The most approachable track is also the least endearing, as “Swamp Theme” proves to be quite aptly named; it is basically an anthem, in the classic dance floor sense, one whose primary purpose is to whip bodies into motion, to create mascara tears and closed eyes, open lips and opened inhibitions, a purpose which, while noble in most situations and one that is often underrated in critical aspects, seems below Objet Petit A, which, up to that point, had made a point of being perhaps a most un-intuitively danceable non-dance dance album. Let it be clear that “Swamp Theme” is not necessarily a bad song or a blight on Objet; indeed, it is quite the opposite. When the least palatable cut is one that trades well in its form and is as infectious as ebola, it stands more as a testament to the strength of its surroundings than to its own shortcomings.
Also included on the EP are two remixes of the eponymous track, one a worthy re-imagining and the other a forgettable exercise in the traditional plastic enhancements. If the original “Objet” carries shades of abstract expressionism, the Awards remix is a Patrick Nagel painting, dark and glossy, lacquered and simple in its structure, which begins with a tidal swelling before dissolving into a skeletal breakdown and welcoming the sweeping sounds back at its conclusion. Whereas Award swings to and fro like a danse macabre, the Deniallabs remix grafts a classic drum line onto its similarly stripped down treatment of the original.
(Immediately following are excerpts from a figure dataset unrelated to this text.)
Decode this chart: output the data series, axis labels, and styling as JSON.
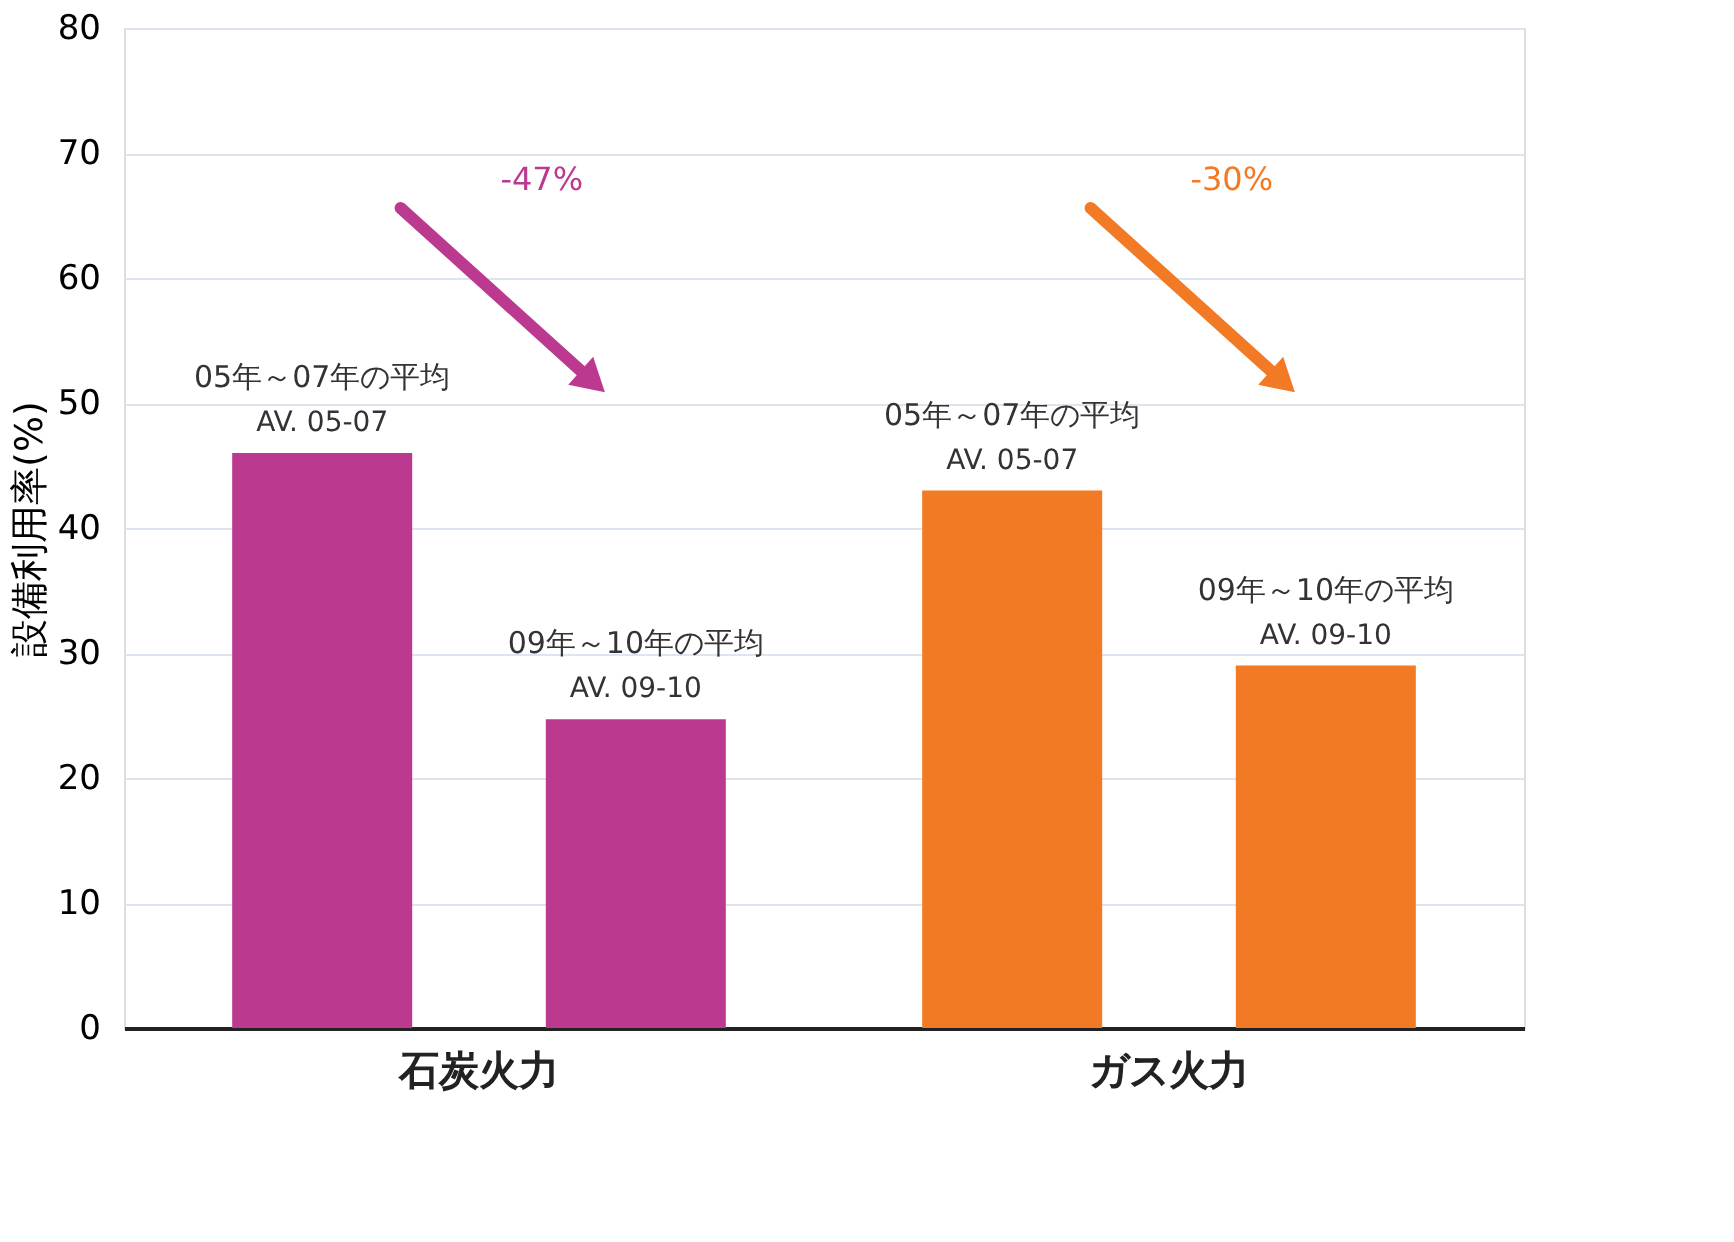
{
  "chart_data": {
    "type": "bar",
    "ylabel": "設備利用率(%)",
    "categories": [
      "石炭火力",
      "ガス火力"
    ],
    "series": [
      {
        "name": "AV. 05-07",
        "colors": [
          "#bb3a8f",
          "#f27a25"
        ],
        "values": [
          46,
          43
        ]
      },
      {
        "name": "AV. 09-10",
        "colors": [
          "#bb3a8f",
          "#f27a25"
        ],
        "values": [
          24.7,
          29
        ]
      }
    ],
    "ylim": [
      0,
      80
    ],
    "yticks": [
      0,
      10,
      20,
      30,
      40,
      50,
      60,
      70,
      80
    ],
    "grid": "y",
    "annotations": [
      "05年～07年の平均",
      "09年～10年の平均",
      "-47%",
      "-30%"
    ]
  }
}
Much like “Swamp Theme,” the Deniallabs remix is not a bad song, per se, it just suffers in comparison to its brethren.
“Fallen” is perhaps the word that best describes Harouki Zombi and Objet Petit A; fallen in a sense that they have descended to the bottom of the world and there found freedom, which is embraced with an air of Aestheticism and Decadence. This is the soundtrack to the fin de siecle.